In a research note, Post outlined the takeaways from five search engine marketers, who tried to explain why Google's paid click growth rates stunk in the first quarter. The key reasons from Post's note:

SEMs said that they saw many click arbitrageurs (advertisers who are able to buy cheap terms for lower CPCs and resell those clicks on their own sites) were minimized by Google in the quarter, likely due to tweaks to the importance of the landing page input to Google's Quality Score algorithm. By minimizing these arbitrageurs, Google may reduce total coverage/clicks, but can raise revenue per click because arbitrageurs were usually paying a fraction of average CPCs. If Google can add one $0.60 click as a replacement for four $0.20 clicks, the impact is much less than implied by click data.

And.

Google has been strategically reducing the amount of searches that return paid ads (coverage) over the past 18 months, and in 1Q it fell to 46% from 52% in 4Q. By improving their algorithms, Google improves the user experience versus competitors, while also improving advertiser ROI which will then flow back as higher bid prices. According to our SEM contacts, ROIs did rise in 1Q and as they rose, advertisers increased their bids to increase volume, particularly less well-branded advertisers.

And.

One SEM felt that Universal Search, including relevant image and video results in search results, was drawing users' eyeballs away from ads.
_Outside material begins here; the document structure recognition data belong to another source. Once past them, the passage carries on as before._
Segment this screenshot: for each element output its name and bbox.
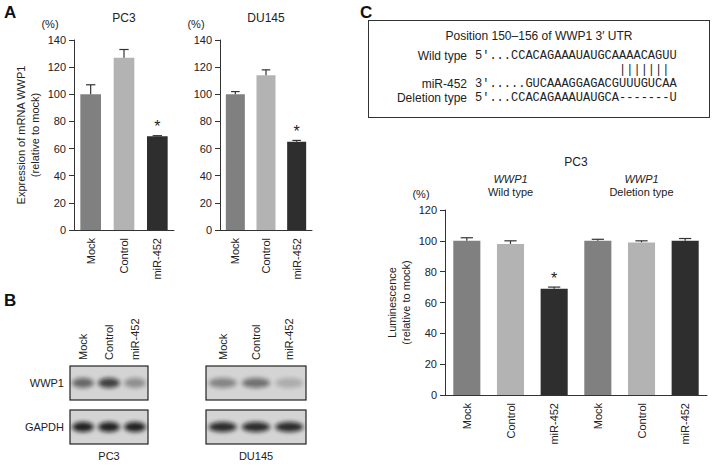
svg-text:20: 20 xyxy=(425,358,437,370)
svg-text:DU145: DU145 xyxy=(247,11,285,25)
svg-text:80: 80 xyxy=(425,266,437,278)
svg-text:C: C xyxy=(360,3,373,22)
svg-text:20: 20 xyxy=(54,197,66,209)
svg-text:A: A xyxy=(4,3,16,22)
svg-text:PC3: PC3 xyxy=(564,155,588,169)
svg-text:(%): (%) xyxy=(41,18,58,30)
svg-text:Mock: Mock xyxy=(217,333,229,360)
svg-text:DU145: DU145 xyxy=(239,450,273,462)
svg-text:Luminescence: Luminescence xyxy=(386,267,398,338)
svg-text:Mock: Mock xyxy=(85,238,97,265)
svg-text:Wild type: Wild type xyxy=(488,186,533,198)
svg-text:120: 120 xyxy=(48,61,66,73)
svg-text:140: 140 xyxy=(48,34,66,46)
svg-text:80: 80 xyxy=(200,115,212,127)
svg-text:Expression of mRNA WWP1: Expression of mRNA WWP1 xyxy=(15,66,27,205)
svg-text:Control: Control xyxy=(505,403,517,438)
svg-text:Mock: Mock xyxy=(77,333,89,360)
svg-text:100: 100 xyxy=(194,88,212,100)
svg-text:Control: Control xyxy=(118,238,130,273)
svg-text:40: 40 xyxy=(425,327,437,339)
svg-text:PC3: PC3 xyxy=(112,11,136,25)
svg-text:miR-452: miR-452 xyxy=(291,238,303,280)
svg-text:miR-452: miR-452 xyxy=(129,318,141,360)
svg-text:0: 0 xyxy=(431,389,437,401)
svg-text:60: 60 xyxy=(200,143,212,155)
svg-text:120: 120 xyxy=(419,204,437,216)
svg-text:60: 60 xyxy=(54,143,66,155)
svg-text:60: 60 xyxy=(425,297,437,309)
html-text:Deletion type: Deletion type xyxy=(397,91,467,105)
svg-text:Mock: Mock xyxy=(229,238,241,265)
html-text:miR-452: miR-452 xyxy=(421,77,467,91)
svg-text:GAPDH: GAPDH xyxy=(25,421,64,433)
svg-text:0: 0 xyxy=(206,224,212,236)
html-text:Wild type: Wild type xyxy=(417,49,467,63)
svg-text:140: 140 xyxy=(194,34,212,46)
svg-text:100: 100 xyxy=(48,88,66,100)
svg-text:(%): (%) xyxy=(412,188,429,200)
svg-text:Deletion type: Deletion type xyxy=(609,186,673,198)
svg-text:*: * xyxy=(294,123,300,140)
svg-text:WWP1: WWP1 xyxy=(493,173,527,185)
html-text:5′...CCACAGAAAUAUGCA-------U: 5′...CCACAGAAAUAUGCA-------U xyxy=(475,91,677,105)
svg-text:120: 120 xyxy=(194,61,212,73)
svg-text:(%): (%) xyxy=(187,18,204,30)
svg-text:0: 0 xyxy=(60,224,66,236)
svg-text:40: 40 xyxy=(200,170,212,182)
html-text:3′.....GUCAAAGGAGACGUUUGUCAA: 3′.....GUCAAAGGAGACGUUUGUCAA xyxy=(475,77,677,91)
svg-text:Control: Control xyxy=(636,403,648,438)
svg-text:80: 80 xyxy=(54,115,66,127)
svg-text:B: B xyxy=(4,291,16,310)
svg-text:miR-452: miR-452 xyxy=(548,403,560,445)
html-text:5′...CCACAGAAAUAUGCAAAACAGUU: 5′...CCACAGAAAUAUGCAAAACAGUU xyxy=(475,49,677,63)
svg-text:100: 100 xyxy=(419,235,437,247)
svg-text:Mock: Mock xyxy=(461,403,473,430)
svg-text:*: * xyxy=(154,118,160,135)
svg-text:40: 40 xyxy=(54,170,66,182)
svg-text:miR-452: miR-452 xyxy=(283,318,295,360)
svg-text:miR-452: miR-452 xyxy=(679,403,691,445)
svg-text:Mock: Mock xyxy=(592,403,604,430)
svg-text:miR-452: miR-452 xyxy=(151,238,163,280)
svg-text:(relative to mock): (relative to mock) xyxy=(400,260,412,344)
html-text:Position 150–156 of WWP1 3′ UT: Position 150–156 of WWP1 3′ UTR xyxy=(445,29,633,43)
svg-text:*: * xyxy=(551,270,557,287)
svg-text:WWP1: WWP1 xyxy=(624,173,658,185)
svg-text:(relative to mock): (relative to mock) xyxy=(29,93,41,177)
svg-text:Control: Control xyxy=(260,238,272,273)
svg-text:WWP1: WWP1 xyxy=(30,377,64,389)
svg-text:Control: Control xyxy=(250,325,262,360)
svg-text:PC3: PC3 xyxy=(98,450,119,462)
svg-text:20: 20 xyxy=(200,197,212,209)
svg-text:Control: Control xyxy=(103,325,115,360)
Bottom line: Post accepts those reasons and notes that the paid click flap is overblown. He expects Google to top Wall Street estimates. For the first quarter, Google is expected to report first quarter earnings of $4.52 a share on revenue of $3.6 billion.

Other key items to watch when Google reports:

  • Management credibility: On Google's fourth quarter conference call, CEO Eric Schmidt and the gang said the company saw no impact from the economy. Later in the quarter, management disputed the paid click data that had folks spooked. Oppenheimer analyst Jason Helfstein says that if the quarter disappoints, Google management may have some credibility issues. "To the extent this quarter disappoints, or the company's tone changes, we see less investor support," he said.
  • DoubleClick's profit margins: Analysts haven't been accounting for DoubleClick's profit margins, which could bring down Google's. What's unclear is whether there will be any lasting impact.
  • Can international revenue save Google's quarter? Google has a sizeable international business and it's likely to get a currency bump. Has international growth slowed at all?
  • Macroeconomic conditions: What is Google seeing in the domestic economy and how is consumer behavior changing?